> It‘s about making things as convenient as possible for journalists
I'm not so sure about that being the principal motive. I think it's actually a way to exert control. I remember discussions with our marketing folks. Pretty eye-opening.
"Communication," in corporations, is really about controlling and shaping the message, and building the brand.
You see these coordinated campaigns, all the time. Usually, they are efforts to control the vocabulary (for example, instead of calling camera flashes "flashes," we try to always refer to them as "speedlights," and get everyone else to use the same language).
Also, you have things like entertainers starting to behave badly, just as their albums and movies are coming out, etc. I'll bet that publicists ask entertainers to time things like divorce announcements, with significant market events.
I mean, sure, controlling the message is how you can call it, but that doesn’t mean the legal threats (or threats of any kind) are doing the actual controlling.
When I say “it‘s about making things as convenient as possible for journalists” what I mean by that (and what I thought I had made pretty clear) is not that convenience for the journalist is the ultimate goal.
The ultimate goal is to get the messages about your announcement you want to have published published.
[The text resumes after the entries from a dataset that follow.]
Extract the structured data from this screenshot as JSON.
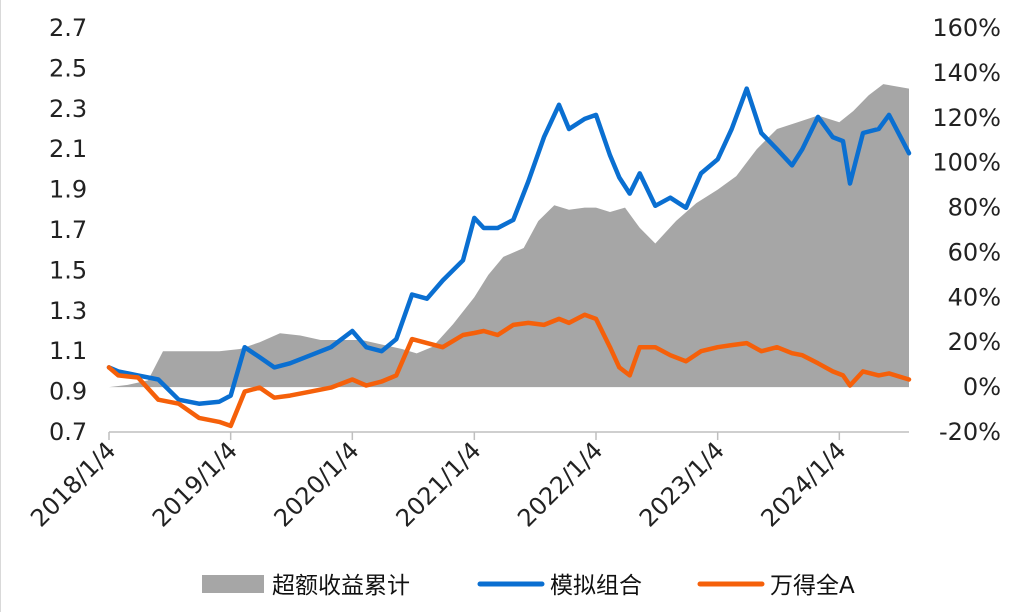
{
  "chart_data": {
    "type": "line",
    "title": "",
    "x_tick_labels": [
      "2018/1/4",
      "2019/1/4",
      "2020/1/4",
      "2021/1/4",
      "2022/1/4",
      "2023/1/4",
      "2024/1/4"
    ],
    "x_range": [
      "2018/1/4",
      "2024/7/31"
    ],
    "y_left": {
      "ticks": [
        0.7,
        0.9,
        1.1,
        1.3,
        1.5,
        1.7,
        1.9,
        2.1,
        2.3,
        2.5,
        2.7
      ],
      "ylim": [
        0.7,
        2.7
      ]
    },
    "y_right": {
      "ticks": [
        "-20%",
        "0%",
        "20%",
        "40%",
        "60%",
        "80%",
        "100%",
        "120%",
        "140%",
        "160%"
      ],
      "ylim": [
        -0.2,
        1.6
      ]
    },
    "grid": false,
    "legend_position": "bottom",
    "series": [
      {
        "name": "超额收益累计",
        "type": "area",
        "axis": "right",
        "color": "#a6a6a6",
        "x": [
          "2018-01-04",
          "2018-03-01",
          "2018-05-01",
          "2018-06-15",
          "2018-08-01",
          "2018-10-01",
          "2018-12-01",
          "2019-02-01",
          "2019-04-01",
          "2019-06-01",
          "2019-08-01",
          "2019-10-01",
          "2019-12-01",
          "2020-02-01",
          "2020-04-01",
          "2020-06-01",
          "2020-07-15",
          "2020-09-01",
          "2020-11-01",
          "2021-01-04",
          "2021-02-15",
          "2021-04-01",
          "2021-06-01",
          "2021-07-15",
          "2021-09-01",
          "2021-10-15",
          "2021-12-01",
          "2022-01-04",
          "2022-02-15",
          "2022-04-01",
          "2022-05-15",
          "2022-07-01",
          "2022-09-01",
          "2022-11-01",
          "2023-01-04",
          "2023-03-01",
          "2023-05-01",
          "2023-07-01",
          "2023-09-01",
          "2023-11-01",
          "2024-01-04",
          "2024-02-15",
          "2024-04-01",
          "2024-05-15",
          "2024-07-31"
        ],
        "values": [
          0.0,
          0.01,
          0.03,
          0.16,
          0.16,
          0.16,
          0.16,
          0.17,
          0.2,
          0.24,
          0.23,
          0.21,
          0.21,
          0.21,
          0.19,
          0.17,
          0.15,
          0.18,
          0.28,
          0.4,
          0.5,
          0.58,
          0.62,
          0.74,
          0.81,
          0.79,
          0.8,
          0.8,
          0.78,
          0.8,
          0.71,
          0.64,
          0.74,
          0.82,
          0.88,
          0.94,
          1.06,
          1.15,
          1.18,
          1.21,
          1.18,
          1.23,
          1.3,
          1.35,
          1.33
        ]
      },
      {
        "name": "模拟组合",
        "type": "line",
        "axis": "left",
        "color": "#0a6fd1",
        "x": [
          "2018-01-04",
          "2018-02-01",
          "2018-04-01",
          "2018-06-01",
          "2018-08-01",
          "2018-10-01",
          "2018-12-01",
          "2019-01-04",
          "2019-02-15",
          "2019-04-01",
          "2019-05-15",
          "2019-07-01",
          "2019-09-01",
          "2019-11-01",
          "2020-01-04",
          "2020-02-15",
          "2020-04-01",
          "2020-05-15",
          "2020-07-01",
          "2020-08-15",
          "2020-10-01",
          "2020-12-01",
          "2021-01-04",
          "2021-02-01",
          "2021-03-15",
          "2021-05-01",
          "2021-06-15",
          "2021-08-01",
          "2021-09-15",
          "2021-10-15",
          "2021-12-01",
          "2022-01-04",
          "2022-02-15",
          "2022-03-15",
          "2022-04-15",
          "2022-05-15",
          "2022-07-01",
          "2022-08-15",
          "2022-10-01",
          "2022-11-15",
          "2023-01-04",
          "2023-02-15",
          "2023-04-01",
          "2023-05-15",
          "2023-07-01",
          "2023-08-15",
          "2023-09-15",
          "2023-11-01",
          "2023-12-15",
          "2024-01-15",
          "2024-02-05",
          "2024-03-15",
          "2024-05-01",
          "2024-06-01",
          "2024-07-31"
        ],
        "values": [
          1.02,
          1.0,
          0.98,
          0.96,
          0.86,
          0.84,
          0.85,
          0.88,
          1.12,
          1.07,
          1.02,
          1.04,
          1.08,
          1.12,
          1.2,
          1.12,
          1.1,
          1.16,
          1.38,
          1.36,
          1.45,
          1.55,
          1.76,
          1.71,
          1.71,
          1.75,
          1.94,
          2.16,
          2.32,
          2.2,
          2.25,
          2.27,
          2.07,
          1.96,
          1.88,
          1.98,
          1.82,
          1.86,
          1.81,
          1.98,
          2.05,
          2.2,
          2.4,
          2.18,
          2.1,
          2.02,
          2.1,
          2.26,
          2.16,
          2.14,
          1.93,
          2.18,
          2.2,
          2.27,
          2.08
        ]
      },
      {
        "name": "万得全A",
        "type": "line",
        "axis": "left",
        "color": "#f5600a",
        "x": [
          "2018-01-04",
          "2018-02-01",
          "2018-04-01",
          "2018-06-01",
          "2018-08-01",
          "2018-10-01",
          "2018-12-01",
          "2019-01-04",
          "2019-02-15",
          "2019-04-01",
          "2019-05-15",
          "2019-07-01",
          "2019-09-01",
          "2019-11-01",
          "2020-01-04",
          "2020-02-15",
          "2020-04-01",
          "2020-05-15",
          "2020-07-01",
          "2020-08-15",
          "2020-10-01",
          "2020-12-01",
          "2021-01-04",
          "2021-02-01",
          "2021-03-15",
          "2021-05-01",
          "2021-06-15",
          "2021-08-01",
          "2021-09-15",
          "2021-10-15",
          "2021-12-01",
          "2022-01-04",
          "2022-02-15",
          "2022-03-15",
          "2022-04-15",
          "2022-05-15",
          "2022-07-01",
          "2022-08-15",
          "2022-10-01",
          "2022-11-15",
          "2023-01-04",
          "2023-02-15",
          "2023-04-01",
          "2023-05-15",
          "2023-07-01",
          "2023-08-15",
          "2023-09-15",
          "2023-11-01",
          "2023-12-15",
          "2024-01-15",
          "2024-02-05",
          "2024-03-15",
          "2024-05-01",
          "2024-06-01",
          "2024-07-31"
        ],
        "values": [
          1.02,
          0.98,
          0.97,
          0.86,
          0.84,
          0.77,
          0.75,
          0.73,
          0.9,
          0.92,
          0.87,
          0.88,
          0.9,
          0.92,
          0.96,
          0.93,
          0.95,
          0.98,
          1.16,
          1.14,
          1.12,
          1.18,
          1.19,
          1.2,
          1.18,
          1.23,
          1.24,
          1.23,
          1.26,
          1.24,
          1.28,
          1.26,
          1.12,
          1.02,
          0.98,
          1.12,
          1.12,
          1.08,
          1.05,
          1.1,
          1.12,
          1.13,
          1.14,
          1.1,
          1.12,
          1.09,
          1.08,
          1.04,
          1.0,
          0.98,
          0.93,
          1.0,
          0.98,
          0.99,
          0.96
        ]
      }
    ]
  }
}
The convenience is a stepping stone towards that destination. That way you exert control without force or threats. It’s the carrot.
Which is not to say that threats are absent from corporate communication. Just not as part of press release writing and publishing.
But I wonder if, let's say, a media organization were to publish a "hit piece," based on the text, if you could send a DMCA notice to their hosting provider.
If you want a PR nightmare for yourself, then that’s how you create one.
There is probably more than a century of tradition and expectations around how journalists can work with press releases. Whether companies could sue them for releasing press releases (it‘s in the name!) is in that light mostly theoretical. Because no one would sue.
It‘s about making things as convenient as possible for journalists, not legal enforcement of anything.